Have you ever found a really great little spot for lunch where the food and service were above expectations, yet the cost was surprisingly affordable? OR perhaps a fun little country road with the perfect number of twisty bits and straights, which you thoroughly enjoyed driving? And your immediate thought was, I’ve got to tell everyone about this place or road… then thought against it for fear it might get too much attention and ruin it for you?
Is it wrong to think we might be going down this path with Formula One?
For years, I was the ambassador for many into the world of F1, in my circle of friends and acquaintances and anyone who would listen. You see, I had been following F1 since a very young age in 1978, to my earliest recollection. I was introduced to the sport by my father, a passionate motorsport fan and mechanic by trade. I loved Sunday mornings, sitting with my father watching races on an old 19” black and white Zenith TV on a chrome wire frame stand. It was our bonding time, as he worked 6 days a week and juggled the household while my mother was ill for several years.

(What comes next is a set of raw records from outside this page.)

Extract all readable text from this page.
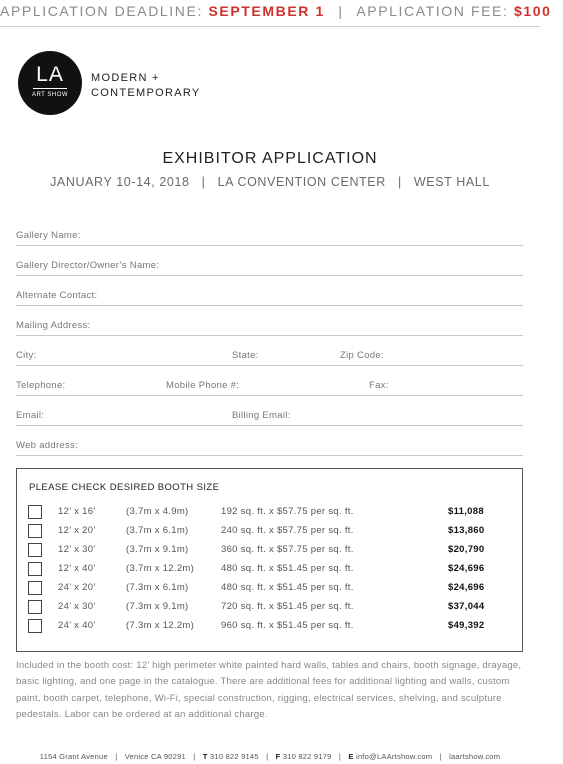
APPLICATION DEADLINE: SEPTEMBER 1 | APPLICATION FEE: $100
LA
ART SHOW
MODERN +
CONTEMPORARY
EXHIBITOR APPLICATION
JANUARY 10-14, 2018 | LA CONVENTION CENTER | WEST HALL
Gallery Name:
Gallery Director/Owner’s Name:
Alternate Contact:
Mailing Address:
City:	State:	Zip Code:
Telephone:	Mobile Phone #:	Fax:
Email:	Billing Email:
Web address:
PLEASE CHECK DESIRED BOOTH SIZE
12’ x 16’	(3.7m x 4.9m)	192 sq. ft. x $57.75 per sq. ft.	$11,088
12’ x 20’	(3.7m x 6.1m)	240 sq. ft. x $57.75 per sq. ft.	$13,860
12’ x 30’	(3.7m x 9.1m)	360 sq. ft. x $57.75 per sq. ft.	$20,790
12’ x 40’	(3.7m x 12.2m)	480 sq. ft. x $51.45 per sq. ft.	$24,696
24’ x 20’	(7.3m x 6.1m)	480 sq. ft. x $51.45 per sq. ft.	$24,696
24’ x 30’	(7.3m x 9.1m)	720 sq. ft. x $51.45 per sq. ft.	$37,044
24’ x 40’	(7.3m x 12.2m)	960 sq. ft. x $51.45 per sq. ft.	$49,392
Included in the booth cost: 12’ high perimeter white painted hard walls, tables and chairs, booth signage, drayage, basic lighting, and one page in the catalogue. There are additional fees for additional lighting and walls, custom paint, booth carpet, telephone, Wi-Fi, special construction, rigging, electrical services, shelving, and sculpture pedestals. Labor can be ordered at an additional charge.
1154 Grant Avenue | Venice CA 90291 | T 310 822 9145 | F 310 822 9179 | E info@LAArtshow.com | laartshow.com
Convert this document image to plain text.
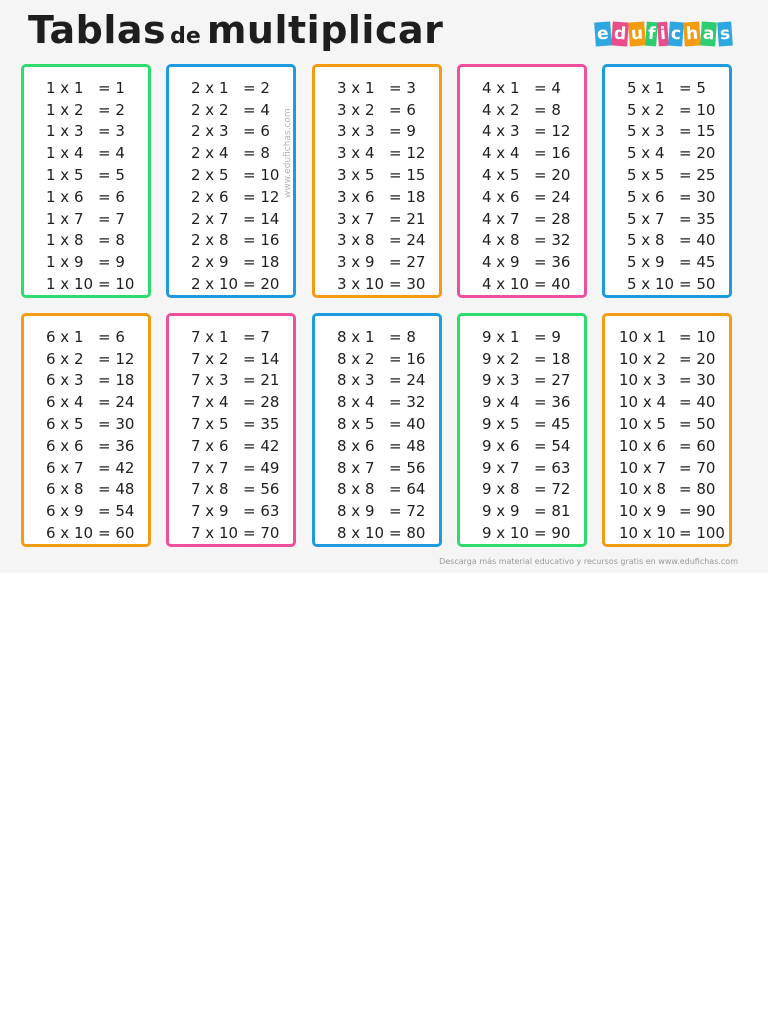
Tablas de multiplicar	e d u f i c h a s
1 x 1 = 1
1 x 2 = 2
1 x 3 = 3
1 x 4 = 4
1 x 5 = 5
1 x 6 = 6
1 x 7 = 7
1 x 8 = 8
1 x 9 = 9
1 x 10 = 10
2 x 1 = 2
2 x 2 = 4
2 x 3 = 6
2 x 4 = 8
2 x 5 = 10
2 x 6 = 12
2 x 7 = 14
2 x 8 = 16
2 x 9 = 18
2 x 10 = 20
3 x 1 = 3
3 x 2 = 6
3 x 3 = 9
3 x 4 = 12
3 x 5 = 15
3 x 6 = 18
3 x 7 = 21
3 x 8 = 24
3 x 9 = 27
3 x 10 = 30
4 x 1 = 4
4 x 2 = 8
4 x 3 = 12
4 x 4 = 16
4 x 5 = 20
4 x 6 = 24
4 x 7 = 28
4 x 8 = 32
4 x 9 = 36
4 x 10 = 40
5 x 1 = 5
5 x 2 = 10
5 x 3 = 15
5 x 4 = 20
5 x 5 = 25
5 x 6 = 30
5 x 7 = 35
5 x 8 = 40
5 x 9 = 45
5 x 10 = 50
6 x 1 = 6
6 x 2 = 12
6 x 3 = 18
6 x 4 = 24
6 x 5 = 30
6 x 6 = 36
6 x 7 = 42
6 x 8 = 48
6 x 9 = 54
6 x 10 = 60
7 x 1 = 7
7 x 2 = 14
7 x 3 = 21
7 x 4 = 28
7 x 5 = 35
7 x 6 = 42
7 x 7 = 49
7 x 8 = 56
7 x 9 = 63
7 x 10 = 70
8 x 1 = 8
8 x 2 = 16
8 x 3 = 24
8 x 4 = 32
8 x 5 = 40
8 x 6 = 48
8 x 7 = 56
8 x 8 = 64
8 x 9 = 72
8 x 10 = 80
9 x 1 = 9
9 x 2 = 18
9 x 3 = 27
9 x 4 = 36
9 x 5 = 45
9 x 6 = 54
9 x 7 = 63
9 x 8 = 72
9 x 9 = 81
9 x 10 = 90
10 x 1 = 10
10 x 2 = 20
10 x 3 = 30
10 x 4 = 40
10 x 5 = 50
10 x 6 = 60
10 x 7 = 70
10 x 8 = 80
10 x 9 = 90
10 x 10 = 100
www.edufichas.com
Descarga más material educativo y recursos gratis en www.edufichas.com
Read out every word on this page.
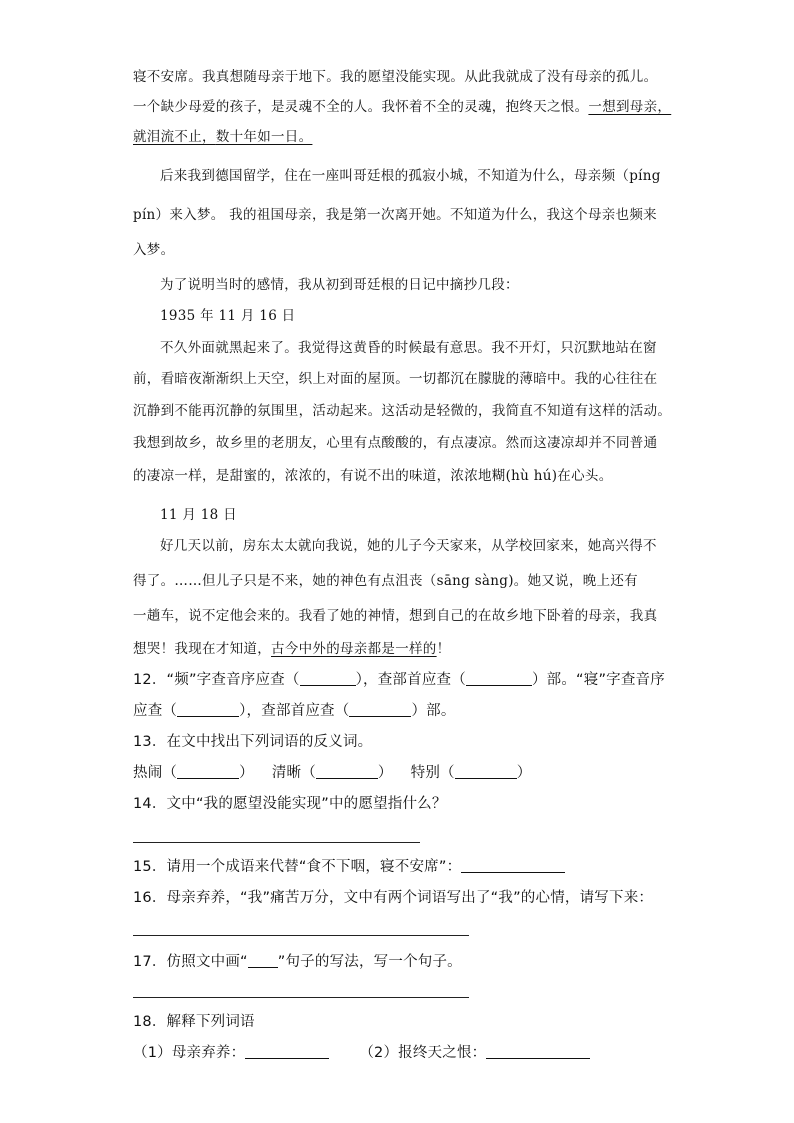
寝不安席。我真想随母亲于地下。我的愿望没能实现。从此我就成了没有母亲的孤儿。
一个缺少母爱的孩子，是灵魂不全的人。我怀着不全的灵魂，抱终天之恨。一想到母亲，
就泪流不止，数十年如一日。
后来我到德国留学，住在一座叫哥廷根的孤寂小城，不知道为什么，母亲频（píng
pín）来入梦。 我的祖国母亲，我是第一次离开她。不知道为什么，我这个母亲也频来
入梦。
为了说明当时的感情，我从初到哥廷根的日记中摘抄几段：
1935 年 11 月 16 日
不久外面就黑起来了。我觉得这黄昏的时候最有意思。我不开灯，只沉默地站在窗
前，看暗夜渐渐织上天空，织上对面的屋顶。一切都沉在朦胧的薄暗中。我的心往往在
沉静到不能再沉静的氛围里，活动起来。这活动是轻微的，我简直不知道有这样的活动。
我想到故乡，故乡里的老朋友，心里有点酸酸的，有点凄凉。然而这凄凉却并不同普通
的凄凉一样，是甜蜜的，浓浓的，有说不出的味道，浓浓地糊(hù hú)在心头。
11 月 18 日
好几天以前，房东太太就向我说，她的儿子今天家来，从学校回家来，她高兴得不
得了。……但儿子只是不来，她的神色有点沮丧（sāng sàng)。她又说，晚上还有
一趟车，说不定他会来的。我看了她的神情，想到自己的在故乡地下卧着的母亲，我真
想哭！我现在才知道，古今中外的母亲都是一样的！
12．“频”字查音序应查（	），查部首应查（	）部。“寝”字查音序
应查（	），查部首应查（	）部。
13．在文中找出下列词语的反义词。
热闹（	） 清晰（	） 特别（	）
14．文中“我的愿望没能实现”中的愿望指什么？
15．请用一个成语来代替“食不下咽，寝不安席”：
16．母亲弃养，“我”痛苦万分，文中有两个词语写出了“我”的心情，请写下来：
17．仿照文中画“ ”句子的写法，写一个句子。
18．解释下列词语
（1）母亲弃养：	（2）报终天之恨：
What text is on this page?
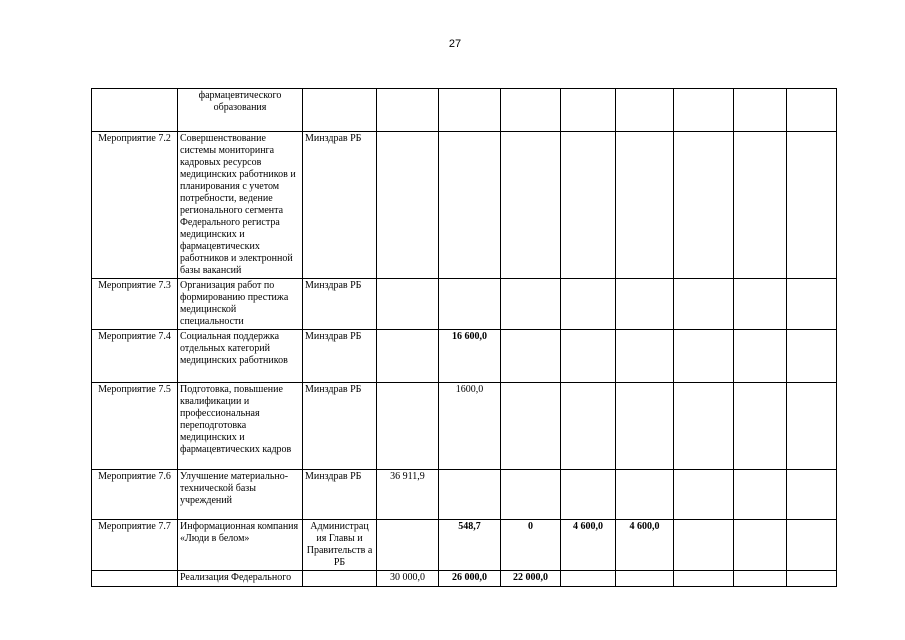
27
	фармацевтического образования									
Мероприятие 7.2	Совершенствование системы мониторинга кадровых ресурсов медицинских работников и планирования с учетом потребности, ведение регионального сегмента Федерального регистра медицинских и фармацевтических работников и электронной базы вакансий	Минздрав РБ								
Мероприятие 7.3	Организация работ по формированию престижа медицинской специальности	Минздрав РБ								
Мероприятие 7.4	Социальная поддержка отдельных категорий медицинских работников	Минздрав РБ		16 600,0						
Мероприятие 7.5	Подготовка, повышение квалификации и профессиональная переподготовка медицинских и фармацевтических кадров	Минздрав РБ		1600,0						
Мероприятие 7.6	Улучшение материально-технической базы учреждений	Минздрав РБ	36 911,9							
Мероприятие 7.7	Информационная компания «Люди в белом»	Администрац ия Главы и Правительств а РБ		548,7	0	4 600,0	4 600,0			
	Реализация Федерального		30 000,0	26 000,0	22 000,0					
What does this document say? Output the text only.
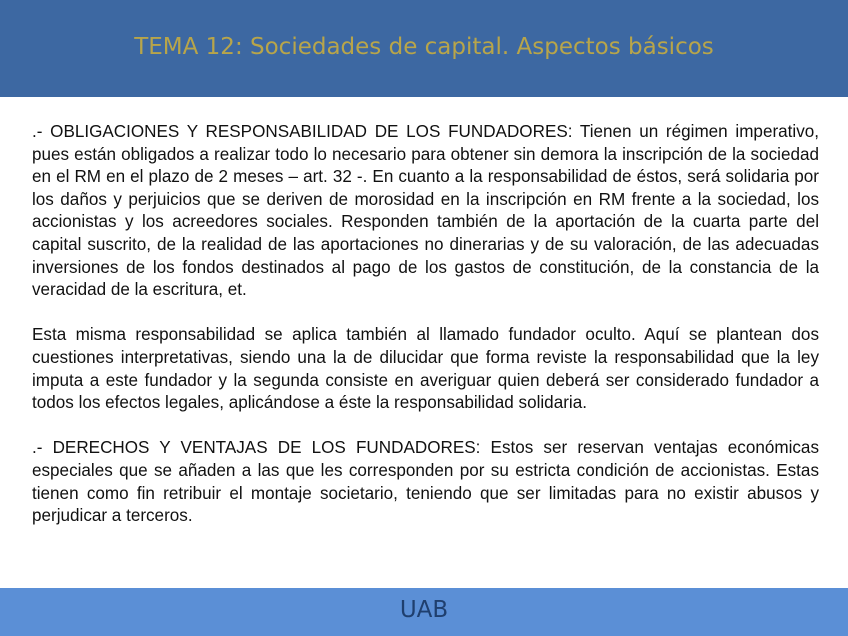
TEMA 12: Sociedades de capital. Aspectos básicos

.- OBLIGACIONES Y RESPONSABILIDAD DE LOS FUNDADORES: Tienen un régimen imperativo, pues están obligados a realizar todo lo necesario para obtener sin demora la inscripción de la sociedad en el RM en el plazo de 2 meses – art. 32 -. En cuanto a la responsabilidad de éstos, será solidaria por los daños y perjuicios que se deriven de morosidad en la inscripción en RM frente a la sociedad, los accionistas y los acreedores sociales. Responden también de la aportación de la cuarta parte del capital suscrito, de la realidad de las aportaciones no dinerarias y de su valoración, de las adecuadas inversiones de los fondos destinados al pago de los gastos de constitución, de la constancia de la veracidad de la escritura, et.

Esta misma responsabilidad se aplica también al llamado fundador oculto. Aquí se plantean dos cuestiones interpretativas, siendo una la de dilucidar que forma reviste la responsabilidad que la ley imputa a este fundador y la segunda consiste en averiguar quien deberá ser considerado fundador a todos los efectos legales, aplicándose a éste la responsabilidad solidaria.

.- DERECHOS Y VENTAJAS DE LOS FUNDADORES: Estos ser reservan ventajas económicas especiales que se añaden a las que les corresponden por su estricta condición de accionistas. Estas tienen como fin retribuir el montaje societario, teniendo que ser limitadas para no existir abusos y perjudicar a terceros.

UAB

I loved the sport too. I remember the switch to colour TV (in 1983); F1 came alive with flashy liveries and stereo speakers, and cable-quality images. Formula One was absolutely bonkers in the 70s and 80s, at least for me, it was. I cared less for other sports, to be honest. I loved cars, and I loved racing, and F1 was my biggest passion.
The later years…
Throughout my adolescence and adulthood, I continued to introduce people to Formula One. I organized annual race trips and watch parties, traveled to races with friends, family work associates, desperately trying to create an F1 community. In North America, it has always been a struggle to find people to chat about F1.
Welcome to the internet…
I later discovered online internet forums and Twitter about 15-20 years ago. It was fantastic! I found platforms where I could connect with F1 fans from all over the world. I have created relationships with people with which I am now friends. Good banter, some trolls, but overall, it has been good. Even though recently, there appears to be a lot more divisiveness, there are still some good conversations and discord amongst opposing fans. Following action in real-time on my mobile device or laptop when I couldn’t watch practice sessions was life-changing. Reading debriefs online instead of waiting for my copy of Autosport to land at my local newsstand. Are you kidding me? What wonderful world was this?
The Netflix effect…
But in recent years, there has been an influx of new fans to the sport. This is thanks to Netflix's special “Drive to Survive.” The series has seen the sport’s popularity explode. No doubt, exactly what new F1 owners, Liberty Media, were hoping for. Like a tidal wave, new fans have flooded circuits, watch parties, podcasts and social media. Just what I always wanted, what I worked so hard for years to try and create… So why do I now wish our little secret remained more of a secret?
Recently, Motorsport.com columnist Adam Cooper wrote, “Formula 1 CEO Stefano Domenicali expects the new Brad Pitt movie to have a Netflix Drive to Survive effect and help to take the series to “another dimension.”
Good grief, it’s going to get worse! I mean better… or worse?
The sport’s popularity has increased tremendously on a global scale, but predominantly in North America. The evidence is in the number of F1 races being held in the United States (now 3), with Miami and Las Vegas recent additions, joining Austin.
Proposed is a 24-race calendar and at least the addition of one more team. Great! You might think. I, too, love the idea of more race weekends. But it might actually not be great for anyone other than avid fans. Those who work in the sport, who cover the sport, who travel around the world with the sport, are at their breaking point. There is less work-life balance, and it’s becoming both a mental health challenge as well as a physical one.
It is the opinion of some that F1 has lost sight of its sporting roots and is becoming more of a business focused on profitability. Too many changes for the sake of the show? Is F1 getting too gimmicky? Some on social media have suggested that even sporting decisions are being made with consideration to the show. Something that our beloved Charlie Whiting would have stood steadfastly against (rest his soul).
The other, more material impact to the casual fan is also the cost of going to a Grand Prix. A topic for another time, but certainly, any of you going to a race today who have been to races in the past 20 years can attest to the absolutely grotesque increase in cost. Not just grandstand tickets but concessions, team kit, hotels, travel etc. F1 is pricing itself out of the reach of most of its true fans. Perhaps following suit with other mainstream sports, I suppose. But it was not always so.